I remember there were a lot of discussions in the past about TT-RSS using import’s timestamp instead of feed’s timestamp because it is unreliable, and I am totally fine with it.
I have a couple of feeds that on a daily basis publish very old stuff without any real reason.
It does not seem to me that it’s updated material; I already set up TT-RSS not to mark unread updated articoles and those slip through.
Also, sometimes WordPress’ blogs repubblish the whole feed.
Plus when I add a new source, usually the whole feed is downloaded and it might contain ancient articles…
I know this is a very niche request, but how feasible is to add a new filter’s rule, that will match the article’s date with some preset timeframe?

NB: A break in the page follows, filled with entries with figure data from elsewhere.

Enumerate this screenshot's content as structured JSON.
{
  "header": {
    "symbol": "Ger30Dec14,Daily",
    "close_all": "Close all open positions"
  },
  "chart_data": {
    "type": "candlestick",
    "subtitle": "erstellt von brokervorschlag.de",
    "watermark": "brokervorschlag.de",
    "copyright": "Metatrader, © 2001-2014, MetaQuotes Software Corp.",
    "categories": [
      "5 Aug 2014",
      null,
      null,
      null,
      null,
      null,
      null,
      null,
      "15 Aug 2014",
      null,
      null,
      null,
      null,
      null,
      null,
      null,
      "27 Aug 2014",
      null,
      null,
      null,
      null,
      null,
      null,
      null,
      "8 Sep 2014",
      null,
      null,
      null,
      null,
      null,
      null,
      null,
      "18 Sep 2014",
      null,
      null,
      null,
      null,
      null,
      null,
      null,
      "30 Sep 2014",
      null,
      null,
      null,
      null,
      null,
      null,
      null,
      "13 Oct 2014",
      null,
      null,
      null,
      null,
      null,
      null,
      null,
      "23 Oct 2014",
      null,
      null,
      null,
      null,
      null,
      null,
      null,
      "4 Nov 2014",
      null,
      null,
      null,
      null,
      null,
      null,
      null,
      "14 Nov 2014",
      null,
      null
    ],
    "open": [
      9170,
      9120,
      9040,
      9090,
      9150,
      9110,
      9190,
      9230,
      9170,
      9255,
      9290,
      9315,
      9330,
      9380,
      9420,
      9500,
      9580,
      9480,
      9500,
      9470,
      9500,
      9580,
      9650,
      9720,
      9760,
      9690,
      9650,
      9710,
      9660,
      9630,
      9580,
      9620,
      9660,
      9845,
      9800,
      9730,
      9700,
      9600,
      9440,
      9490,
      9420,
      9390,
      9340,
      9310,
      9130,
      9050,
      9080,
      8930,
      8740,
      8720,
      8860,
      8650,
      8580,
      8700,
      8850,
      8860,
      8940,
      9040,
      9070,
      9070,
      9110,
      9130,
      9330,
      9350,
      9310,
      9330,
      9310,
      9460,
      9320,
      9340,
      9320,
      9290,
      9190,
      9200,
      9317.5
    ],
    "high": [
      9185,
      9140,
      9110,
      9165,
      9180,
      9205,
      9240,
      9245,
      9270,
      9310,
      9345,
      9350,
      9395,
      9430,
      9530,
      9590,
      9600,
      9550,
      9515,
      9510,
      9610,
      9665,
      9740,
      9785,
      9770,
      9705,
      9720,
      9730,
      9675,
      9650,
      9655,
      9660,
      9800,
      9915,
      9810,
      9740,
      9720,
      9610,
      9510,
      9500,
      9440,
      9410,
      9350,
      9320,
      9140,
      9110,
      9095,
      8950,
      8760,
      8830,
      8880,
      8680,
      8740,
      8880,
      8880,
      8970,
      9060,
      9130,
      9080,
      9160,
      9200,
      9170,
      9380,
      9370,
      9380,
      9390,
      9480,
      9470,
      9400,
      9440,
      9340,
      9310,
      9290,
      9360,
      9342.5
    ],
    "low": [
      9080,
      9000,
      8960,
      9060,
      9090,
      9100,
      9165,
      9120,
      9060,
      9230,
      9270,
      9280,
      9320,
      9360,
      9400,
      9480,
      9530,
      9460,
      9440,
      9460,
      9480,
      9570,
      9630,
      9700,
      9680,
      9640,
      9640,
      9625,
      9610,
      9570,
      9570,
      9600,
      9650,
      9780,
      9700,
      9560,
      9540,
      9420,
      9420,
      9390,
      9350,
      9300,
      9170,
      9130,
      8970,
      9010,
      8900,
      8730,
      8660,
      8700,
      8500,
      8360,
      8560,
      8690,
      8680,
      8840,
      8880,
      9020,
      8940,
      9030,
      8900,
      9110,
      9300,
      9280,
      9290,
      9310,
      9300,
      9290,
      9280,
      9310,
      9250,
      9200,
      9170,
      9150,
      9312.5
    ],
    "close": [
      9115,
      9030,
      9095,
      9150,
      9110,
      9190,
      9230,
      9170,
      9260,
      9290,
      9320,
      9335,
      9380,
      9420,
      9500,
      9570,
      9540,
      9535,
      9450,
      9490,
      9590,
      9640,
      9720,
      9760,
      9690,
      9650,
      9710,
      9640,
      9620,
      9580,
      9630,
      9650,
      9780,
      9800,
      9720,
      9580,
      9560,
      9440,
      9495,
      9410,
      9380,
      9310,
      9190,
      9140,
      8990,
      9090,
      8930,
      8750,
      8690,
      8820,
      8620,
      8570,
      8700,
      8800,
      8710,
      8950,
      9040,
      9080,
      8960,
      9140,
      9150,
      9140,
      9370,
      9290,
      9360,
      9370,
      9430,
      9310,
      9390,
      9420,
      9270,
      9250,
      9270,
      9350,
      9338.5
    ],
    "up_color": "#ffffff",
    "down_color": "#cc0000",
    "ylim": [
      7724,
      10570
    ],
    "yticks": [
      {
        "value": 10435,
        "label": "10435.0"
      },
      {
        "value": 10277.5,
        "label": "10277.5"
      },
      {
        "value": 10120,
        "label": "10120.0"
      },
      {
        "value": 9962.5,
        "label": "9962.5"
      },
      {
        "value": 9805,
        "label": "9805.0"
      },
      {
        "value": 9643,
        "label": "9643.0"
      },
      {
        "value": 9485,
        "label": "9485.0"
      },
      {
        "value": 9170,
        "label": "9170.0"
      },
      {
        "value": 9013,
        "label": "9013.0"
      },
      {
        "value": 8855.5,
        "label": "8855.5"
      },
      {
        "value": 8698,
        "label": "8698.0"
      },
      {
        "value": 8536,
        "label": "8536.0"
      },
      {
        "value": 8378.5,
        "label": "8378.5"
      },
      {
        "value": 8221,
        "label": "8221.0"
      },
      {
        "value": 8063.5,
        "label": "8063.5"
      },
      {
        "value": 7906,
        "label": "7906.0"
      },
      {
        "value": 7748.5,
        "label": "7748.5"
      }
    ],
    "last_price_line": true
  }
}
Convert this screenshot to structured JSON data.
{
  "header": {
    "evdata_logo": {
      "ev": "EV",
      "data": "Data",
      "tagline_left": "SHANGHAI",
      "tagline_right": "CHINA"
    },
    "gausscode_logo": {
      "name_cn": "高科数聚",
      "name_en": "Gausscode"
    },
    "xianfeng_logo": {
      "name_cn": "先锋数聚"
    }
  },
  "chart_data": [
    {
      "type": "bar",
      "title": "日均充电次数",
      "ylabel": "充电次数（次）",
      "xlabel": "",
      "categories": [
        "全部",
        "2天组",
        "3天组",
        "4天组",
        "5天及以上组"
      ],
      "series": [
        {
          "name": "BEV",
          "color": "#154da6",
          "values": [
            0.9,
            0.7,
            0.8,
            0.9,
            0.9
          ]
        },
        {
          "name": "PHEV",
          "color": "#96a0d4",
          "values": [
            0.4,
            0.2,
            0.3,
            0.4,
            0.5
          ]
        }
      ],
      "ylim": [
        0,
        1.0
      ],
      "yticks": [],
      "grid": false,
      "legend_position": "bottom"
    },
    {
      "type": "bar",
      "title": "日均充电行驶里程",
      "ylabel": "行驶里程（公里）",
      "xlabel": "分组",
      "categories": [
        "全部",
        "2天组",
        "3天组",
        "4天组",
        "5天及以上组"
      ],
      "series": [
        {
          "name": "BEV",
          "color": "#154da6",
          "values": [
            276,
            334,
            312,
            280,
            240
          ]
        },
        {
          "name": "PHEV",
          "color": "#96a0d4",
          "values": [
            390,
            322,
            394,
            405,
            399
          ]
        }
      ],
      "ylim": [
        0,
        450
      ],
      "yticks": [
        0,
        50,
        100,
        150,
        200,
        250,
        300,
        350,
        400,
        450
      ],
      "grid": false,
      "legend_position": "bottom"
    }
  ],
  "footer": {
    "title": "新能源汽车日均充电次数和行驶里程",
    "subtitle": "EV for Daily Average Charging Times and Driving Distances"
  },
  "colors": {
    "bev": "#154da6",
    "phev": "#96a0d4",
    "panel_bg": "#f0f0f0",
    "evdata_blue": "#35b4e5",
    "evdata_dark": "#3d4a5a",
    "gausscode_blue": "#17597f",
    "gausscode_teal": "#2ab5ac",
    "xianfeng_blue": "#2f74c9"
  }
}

Or allowing the user to specify a number of days/seconds to be checked against the website’s published date?
It is really a first world problem, as I can mark unread very fast.
Plus this would correct a problem on the side of the publisher, so I am totally fine if you decide not to do anything in this regards.
there used to be timestamp-based matching but there were problems with it (the nature of which i don’t remember anymore) so it got removed.
i would prefer pluggable filter conditions but i’m not sure how realistic it is, with filter UI being rather complicated already.
alternatives:
plugins should have ability to force-mark articles as read, so it should be possible to make a separate plugin which would do what you need.
plugin may provide a filter action i.e. “mark old articles as read” (configurable or w/e) which would - at least partially - integrate with the filter system.
the latter one, i think, is the lowest effort solution. i could cook up something like that tomorrow to pass the time while i’m melting from the ongoing heatwave (our company office has no functioning AC and we’re sitting in the attic, it’s a lot of fun ).